ALAN CHEUSE: The first fall storm, blasts of wind and rain. A 30-degree drop in temperature, the sky gone dark, a malevolence, a beast physical and intent.

Here in David Vann's Alaska, everything is growing colder by the day, by the hour.

At the center of this turbulent story about the disintegration and death of love stands an isolated island in the center of a large Alaskan lake. Here, as the season turns toward winter, a husband and wife, Gary and Irene, have hauled logs from the far shore to build a cabin, a shelter for the rest of their lives, or so Gary sees it.

An emotionally isolated scholar of Old English who came to Alaska with Irene decades ago, this bitter-minded husband recites ancient epics into the rising wind, while hammering logs together badly to make this island home. He's a dark soul, a champion of regret, the novelist calls him.

Irene has a troubled mind. As a young girl, she came home from school to find her mother hanging by the neck, and that dark image became the signature of the rest of her life.
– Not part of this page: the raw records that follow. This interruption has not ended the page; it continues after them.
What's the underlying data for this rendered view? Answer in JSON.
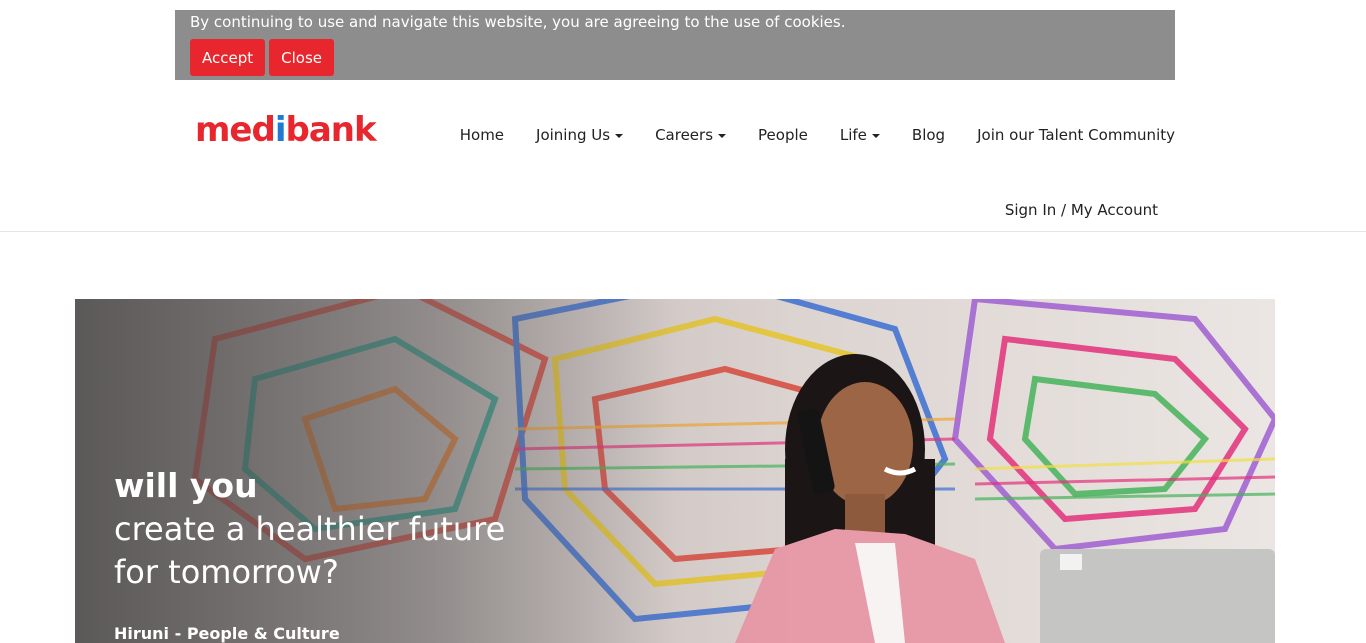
{
  "cookie_banner": {
    "message": "By continuing to use and navigate this website, you are agreeing to the use of cookies.",
    "accept_label": "Accept",
    "close_label": "Close"
  },
  "logo": {
    "part1": "med",
    "part2": "i",
    "part3": "bank"
  },
  "nav": {
    "items": [
      {
        "label": "Home"
      },
      {
        "label": "Joining Us"
      },
      {
        "label": "Careers"
      },
      {
        "label": "People"
      },
      {
        "label": "Life"
      },
      {
        "label": "Blog"
      },
      {
        "label": "Join our Talent Community"
      }
    ],
    "signin_label": "Sign In / My Account"
  },
  "hero": {
    "line1": "will you",
    "line2": "create a healthier future",
    "line3": "for tomorrow?",
    "caption": "Hiruni - People & Culture"
  },
  "colors": {
    "brand_red": "#e8262d",
    "brand_blue": "#1e7ad3",
    "cookie_bg": "#8d8d8d"
  }
}
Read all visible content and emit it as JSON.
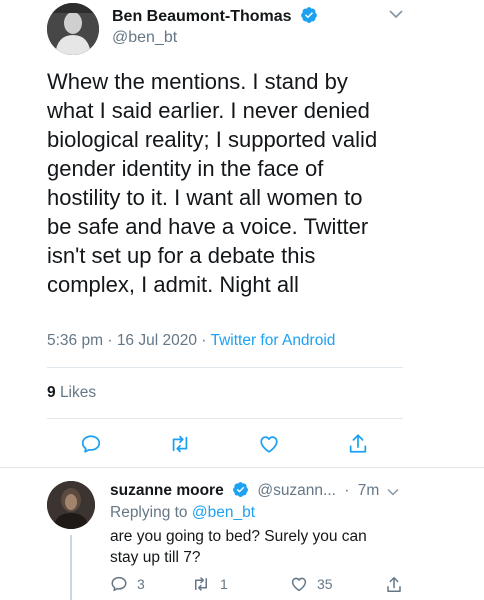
{
  "main_tweet": {
    "author_name": "Ben Beaumont-Thomas",
    "author_handle": "@ben_bt",
    "lines": [
      "Whew the mentions. I stand by",
      "what I said earlier. I never denied",
      "biological reality; I supported valid",
      "gender identity in the face of",
      "hostility to it. I want all women to",
      "be safe and have a voice. Twitter",
      "isn't set up for a debate this",
      "complex, I admit. Night all"
    ],
    "time": "5:36 pm",
    "date": "16 Jul 2020",
    "separator": "·",
    "source": "Twitter for Android",
    "likes_count": "9",
    "likes_label": "Likes"
  },
  "reply": {
    "author_name": "suzanne moore",
    "author_handle": "@suzann...",
    "separator": "·",
    "age": "7m",
    "replying_prefix": "Replying to",
    "replying_to": "@ben_bt",
    "text_lines": [
      "are you going to bed? Surely you can",
      "stay up till 7?"
    ],
    "reply_count": "3",
    "retweet_count": "1",
    "like_count": "35"
  },
  "icons": {
    "reply": "reply-icon",
    "retweet": "retweet-icon",
    "like": "heart-icon",
    "share": "share-icon",
    "verified": "verified-badge-icon",
    "more": "chevron-down-icon"
  },
  "colors": {
    "link": "#1da1f2",
    "secondary_text": "#657786",
    "divider": "#e1e8ed"
  }
}
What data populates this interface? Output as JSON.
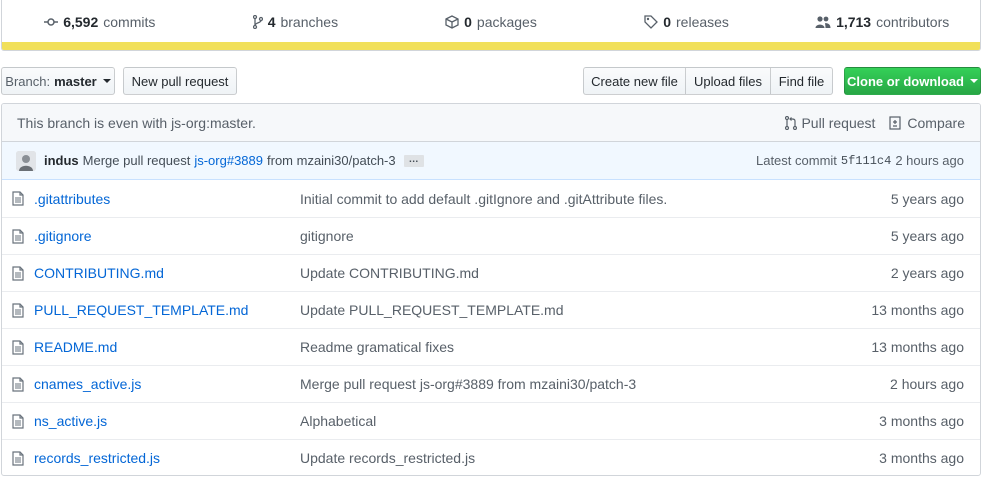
{
  "stats": {
    "commits": {
      "count": "6,592",
      "label": "commits",
      "icon": "commit-icon"
    },
    "branches": {
      "count": "4",
      "label": "branches",
      "icon": "branch-icon"
    },
    "packages": {
      "count": "0",
      "label": "packages",
      "icon": "package-icon"
    },
    "releases": {
      "count": "0",
      "label": "releases",
      "icon": "tag-icon"
    },
    "contributors": {
      "count": "1,713",
      "label": "contributors",
      "icon": "people-icon"
    },
    "language_color": "#f1e05a"
  },
  "toolbar": {
    "branch_label": "Branch:",
    "branch_value": "master",
    "new_pull_request": "New pull request",
    "create_new_file": "Create new file",
    "upload_files": "Upload files",
    "find_file": "Find file",
    "clone_or_download": "Clone or download"
  },
  "branch_info": {
    "message": "This branch is even with js-org:master.",
    "pull_request": "Pull request",
    "compare": "Compare"
  },
  "latest_commit": {
    "author": "indus",
    "message_prefix": "Merge pull request",
    "pr_link": "js-org#3889",
    "message_suffix": "from mzaini30/patch-3",
    "ellipsis": "…",
    "latest_label": "Latest commit",
    "sha": "5f111c4",
    "age": "2 hours ago"
  },
  "files": [
    {
      "name": ".gitattributes",
      "message": "Initial commit to add default .gitIgnore and .gitAttribute files.",
      "age": "5 years ago"
    },
    {
      "name": ".gitignore",
      "message": "gitignore",
      "age": "5 years ago"
    },
    {
      "name": "CONTRIBUTING.md",
      "message": "Update CONTRIBUTING.md",
      "age": "2 years ago"
    },
    {
      "name": "PULL_REQUEST_TEMPLATE.md",
      "message": "Update PULL_REQUEST_TEMPLATE.md",
      "age": "13 months ago"
    },
    {
      "name": "README.md",
      "message": "Readme gramatical fixes",
      "age": "13 months ago"
    },
    {
      "name": "cnames_active.js",
      "message": "Merge pull request js-org#3889 from mzaini30/patch-3",
      "age": "2 hours ago"
    },
    {
      "name": "ns_active.js",
      "message": "Alphabetical",
      "age": "3 months ago"
    },
    {
      "name": "records_restricted.js",
      "message": "Update records_restricted.js",
      "age": "3 months ago"
    }
  ]
}
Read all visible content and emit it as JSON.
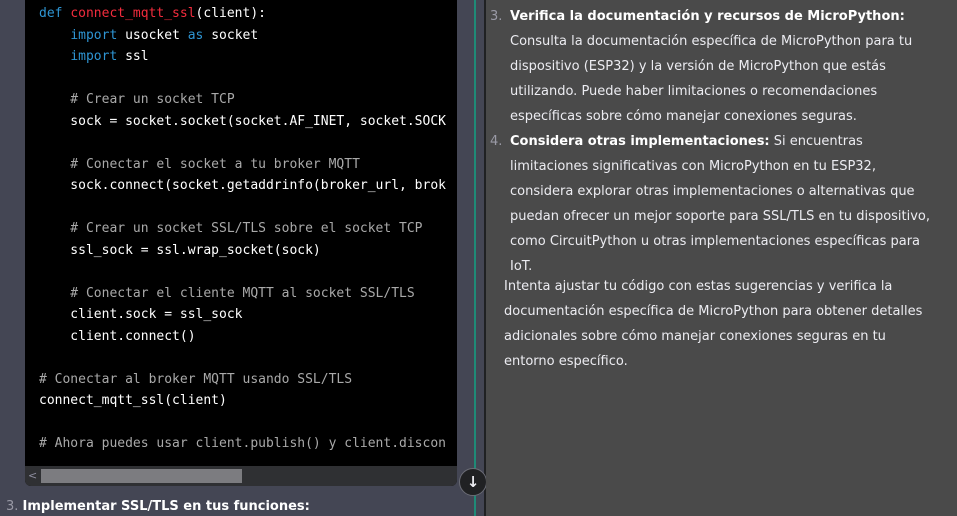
{
  "code": {
    "lines": [
      [
        {
          "t": "def ",
          "c": "kw"
        },
        {
          "t": "connect_mqtt_ssl",
          "c": "fn"
        },
        {
          "t": "(client):",
          "c": ""
        }
      ],
      [
        {
          "t": "    ",
          "c": ""
        },
        {
          "t": "import",
          "c": "kw"
        },
        {
          "t": " usocket ",
          "c": ""
        },
        {
          "t": "as",
          "c": "kw"
        },
        {
          "t": " socket",
          "c": ""
        }
      ],
      [
        {
          "t": "    ",
          "c": ""
        },
        {
          "t": "import",
          "c": "kw"
        },
        {
          "t": " ssl",
          "c": ""
        }
      ],
      [],
      [
        {
          "t": "    # Crear un socket TCP",
          "c": "cm"
        }
      ],
      [
        {
          "t": "    sock = socket.socket(socket.AF_INET, socket.SOCK",
          "c": ""
        }
      ],
      [],
      [
        {
          "t": "    # Conectar el socket a tu broker MQTT",
          "c": "cm"
        }
      ],
      [
        {
          "t": "    sock.connect(socket.getaddrinfo(broker_url, brok",
          "c": ""
        }
      ],
      [],
      [
        {
          "t": "    # Crear un socket SSL/TLS sobre el socket TCP",
          "c": "cm"
        }
      ],
      [
        {
          "t": "    ssl_sock = ssl.wrap_socket(sock)",
          "c": ""
        }
      ],
      [],
      [
        {
          "t": "    # Conectar el cliente MQTT al socket SSL/TLS",
          "c": "cm"
        }
      ],
      [
        {
          "t": "    client.sock = ssl_sock",
          "c": ""
        }
      ],
      [
        {
          "t": "    client.connect()",
          "c": ""
        }
      ],
      [],
      [
        {
          "t": "# Conectar al broker MQTT usando SSL/TLS",
          "c": "cm"
        }
      ],
      [
        {
          "t": "connect_mqtt_ssl(client)",
          "c": ""
        }
      ],
      [],
      [
        {
          "t": "# Ahora puedes usar client.publish() y client.discon",
          "c": "cm"
        }
      ]
    ]
  },
  "scroll": {
    "left_arrow": "<",
    "down_arrow": "↓"
  },
  "left_bottom": {
    "num": "3.",
    "title": "Implementar SSL/TLS en tus funciones:"
  },
  "right": {
    "item3": {
      "num": "3.",
      "title": "Verifica la documentación y recursos de MicroPython:",
      "body": " Consulta la documentación específica de MicroPython para tu dispositivo (ESP32) y la versión de MicroPython que estás utilizando. Puede haber limitaciones o recomendaciones específicas sobre cómo manejar conexiones seguras."
    },
    "item4": {
      "num": "4.",
      "title": "Considera otras implementaciones:",
      "body": " Si encuentras limitaciones significativas con MicroPython en tu ESP32, considera explorar otras implementaciones o alternativas que puedan ofrecer un mejor soporte para SSL/TLS en tu dispositivo, como CircuitPython u otras implementaciones específicas para IoT."
    },
    "paragraph": "Intenta ajustar tu código con estas sugerencias y verifica la documentación específica de MicroPython para obtener detalles adicionales sobre cómo manejar conexiones seguras en tu entorno específico."
  }
}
The remorse of her Alaskan exile and the way it cuts into the last days of her marriage becomes the main narrative line of this novel.

Despite multiple story lines, which, like those logs Gary hauls out to the island for his cabin, appear somewhat badly nailed together, "Caribou Island" builds to an horrific climax and stands as an engrossing and disturbing work of art.

SIEGEL: David Vann is the author of "Caribou Island." Alan Cheuse teaches writing at George Mason University in Fairfax, Virginia.